You gotta hook it up. I did a YouTube search and there was nothing. A video would be awesome because some people think it never existed :)

 

jruschme

Well-known member
The AST cards were part of Apple's bid for corporate acceptance, along with Tokenring networking and parity RAM. Phoenix Technologies as well as Apple had a hand in the card's design according to contemporary reports. Sadly I don't have much technical data on the cards. Can anyone tell me whether they used an 8088 or 8086 processor? How was RAM provided?
There were actually two cards- a Mac86 which was an SE expansion board and the Mac286 which was Nubus.
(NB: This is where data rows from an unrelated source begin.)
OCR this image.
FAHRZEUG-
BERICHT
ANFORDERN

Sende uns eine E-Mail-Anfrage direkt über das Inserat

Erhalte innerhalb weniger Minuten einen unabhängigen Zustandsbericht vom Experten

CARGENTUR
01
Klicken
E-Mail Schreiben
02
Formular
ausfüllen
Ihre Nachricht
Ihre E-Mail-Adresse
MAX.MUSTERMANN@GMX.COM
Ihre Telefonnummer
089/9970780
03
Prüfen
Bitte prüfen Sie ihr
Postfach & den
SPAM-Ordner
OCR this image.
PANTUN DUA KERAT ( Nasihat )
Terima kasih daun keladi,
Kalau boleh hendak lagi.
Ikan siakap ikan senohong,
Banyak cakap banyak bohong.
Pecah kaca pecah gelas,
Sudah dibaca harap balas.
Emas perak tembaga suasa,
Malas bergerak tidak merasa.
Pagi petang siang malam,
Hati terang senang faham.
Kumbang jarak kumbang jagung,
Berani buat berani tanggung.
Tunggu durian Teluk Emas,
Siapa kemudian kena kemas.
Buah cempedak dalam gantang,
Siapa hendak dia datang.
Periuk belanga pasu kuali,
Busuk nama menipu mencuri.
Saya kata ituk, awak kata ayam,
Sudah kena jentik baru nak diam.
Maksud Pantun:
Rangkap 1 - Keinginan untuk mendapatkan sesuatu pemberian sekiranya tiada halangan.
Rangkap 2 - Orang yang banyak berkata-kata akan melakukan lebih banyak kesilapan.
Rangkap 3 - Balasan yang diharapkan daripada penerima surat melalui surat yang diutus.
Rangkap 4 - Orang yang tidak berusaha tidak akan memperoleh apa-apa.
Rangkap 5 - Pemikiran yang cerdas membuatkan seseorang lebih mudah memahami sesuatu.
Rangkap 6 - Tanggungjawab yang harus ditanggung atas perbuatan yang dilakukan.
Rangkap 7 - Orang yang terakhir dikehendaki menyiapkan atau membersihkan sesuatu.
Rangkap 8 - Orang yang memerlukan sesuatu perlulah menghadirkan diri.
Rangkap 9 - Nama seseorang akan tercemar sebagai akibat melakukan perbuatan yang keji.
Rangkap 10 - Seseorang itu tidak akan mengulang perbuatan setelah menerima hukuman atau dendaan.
I've never seen a Mac86 in the wild, but the Mac286 was basically a single (er, two) board computer which interfaced to the Mac and had its own memory. 1MB was the normal memory on a Mac286, though the later version could max at 4MB.

 

Gorgonops

Moderator
Staff member
some people think it never existed :)
That is a little odd, because I know that the unit received pretty widespread coverage in computer magazines at the time. Shouldn't be that difficult to find contemporary documentary evidence.

 

mcdermd

Well-known member
Sadly I don't have much technical data on the cards. Can anyone tell me whether they used an 8088 or 8086 processor? How was RAM provided
As I said, I have all the doc (and MSDOS disks) but not the card. I should get a hold of the guy I got them from to see if he might have the card kicking around.

According to the Mac86 user's manual, it requires a MacSE with System 6.0 and 1MB RAM (2MB for multifinder). It uses an 8086 processor and an external PC floppy drive is recommended. It shares the Mac OS clipboard and printers. No mention of on-board RAM.